I found that historians offer different estimates of the population of Spanish Jewry at the end of the fifteenth century and sometimes depict the events of that period from differing viewpoints. When this occurred I felt free to choose what seemed to me the most logical and likely of the versions.


A word of warning. I based my descriptions of herbal remedies on material found in the writings of Avicenna, Galen, and other early physicians. But there was little science used in the compounding of medications by early physicians and apothecaries, and their nostrums are relics of a vast ignorance. It would be irresponsible for any person to try the remedies described in this book, as they may be dangerous or life threatening.


There has been an active market for the theft and sale of religious relics, some of them spurious, since the beginning of Christianity, and it continues today. Relics of St. Anne, revered by Christians as the mother of the Virgin Mary, are to be found in many churches and in different parts of the globe. I based the fictional story of my relic of St. Anne, up to and including the period of Charlemagne, on events that may be found in Catholic histories of the saints.

The events that occur to the relic after the era of Charlemagne are fictional, as are the Priory of the Assumption in Toledo and the valley and village of Pradogrande. All monarchs mentioned and bishops with the exception of Enrique Sagasta and Guillermo Ramero are historic.

I am grateful for the warm support and friendship of my German publisher, Dr. Karl H. Blessing of Karl Blessing Verlag; my American agent, Eugene H. Winick of McIntosh & Otis, Inc.; and my international agent, Sara Fisher of the A.M. Heath literary agency in London.
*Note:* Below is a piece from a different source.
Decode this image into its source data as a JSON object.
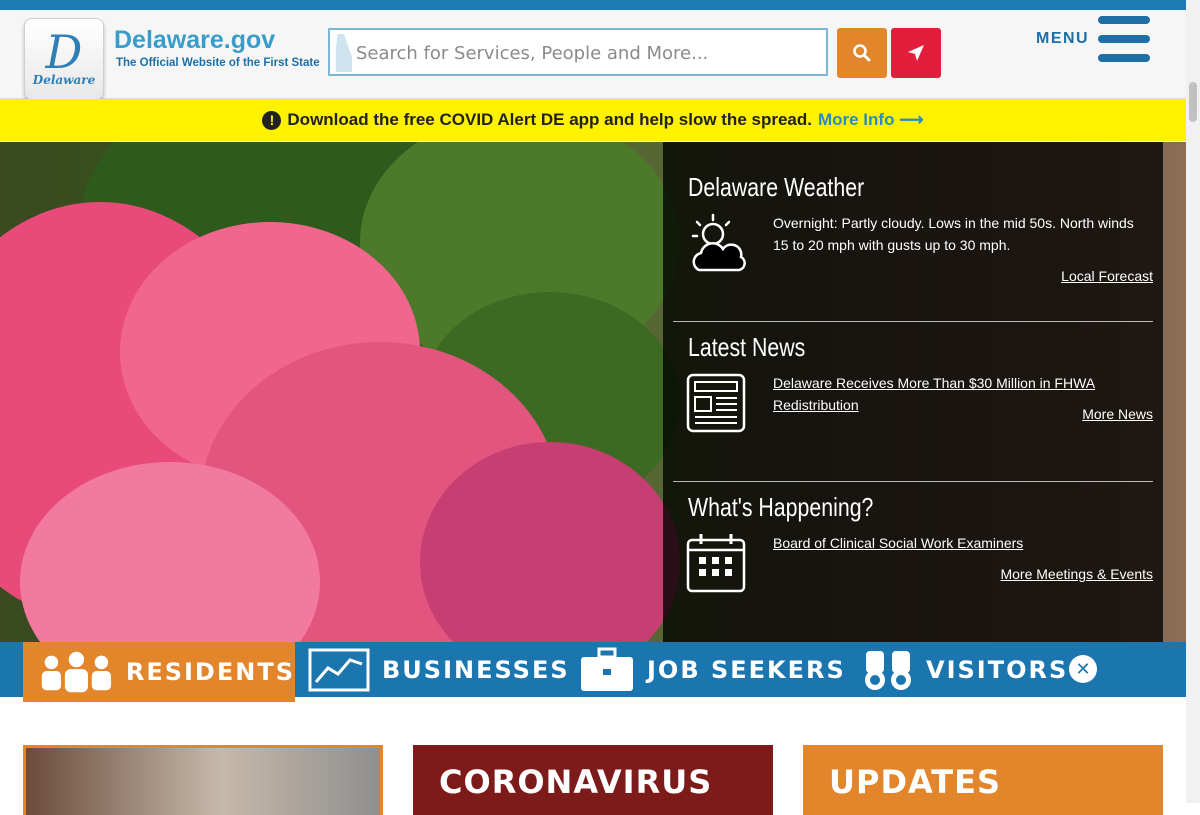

My publishing house in Spain, Ediciones B, was exceedingly helpful in a number of ways and I thank its publisher, Blanca Rosa Roca, and Enrique de Hériz, editor-in-chief.

I sent the manuscript to Germany and Spain in segments, so translations could begin in each of those countries while I was still writing. Historian and journalist José Maria Perceval vetted my pages, offered advice and sought to ensure that the names of my characters would match the language and culture of the Spanish regions in which the action of the story took place. The difficult task, for which I thank him, made revisions an ongoing necessity, and I owe special thanks to the patience and skill of editors Judith Schwaab of Karl Blessing Verlag, in Munich, and Cristina Hernández Johansson of Ediciones B, in Barcelona. For much of the writing of my novel I enjoyed the luxury of having Herman Gollob as my editor of first sight, until he left for England to research a book on his relationship with Shakespeare. He is a great editor who loves the product of writers, and this novel is much better than it would have been without him. My American publisher, Thomas Dunne of St. Martin’s Press, offered valuable suggestions that made this a better book, and I am grateful for help and courtesies shown me by Peter Wolverton, associate publisher, and Carolyn Dunkley, editorial assistant.

My daughter Jamie Beth Gordon was ever watchful for “a book Dad might find useful,” and I always feel cherished and strengthened when I find one of the little notes she leaves for me. My daughter Lise Gordon, my own unfailing source of good books to read for interest and pleasure and always my toughest yet tenderest editor, read some of my early script and edited all of my finished copy. My son-in-law, Roger Weiss, answered innumerable cries for help whenever my computer swallowed whole sections of prose and wouldn’t spit it out; he always saved the day. My daughter-in-law, Maria Palma Castillón, translated, interpreted, read the proofs of the Spanish edition, and whenever we were in the same country plied us with great Catalan food. My son Michael Seay Gordon was constantly there with intelligence, clippings, phone calls, advice, and support. He interviewed people in my behalf and was the best of companions on several of my trips in Spain.

Lorraine Gordon, still the quintessential writer’s wife, gives me so much I would not try to put it into words. She has allowed me to fall in love with her repeatedly, which I have been doing now for these very many years.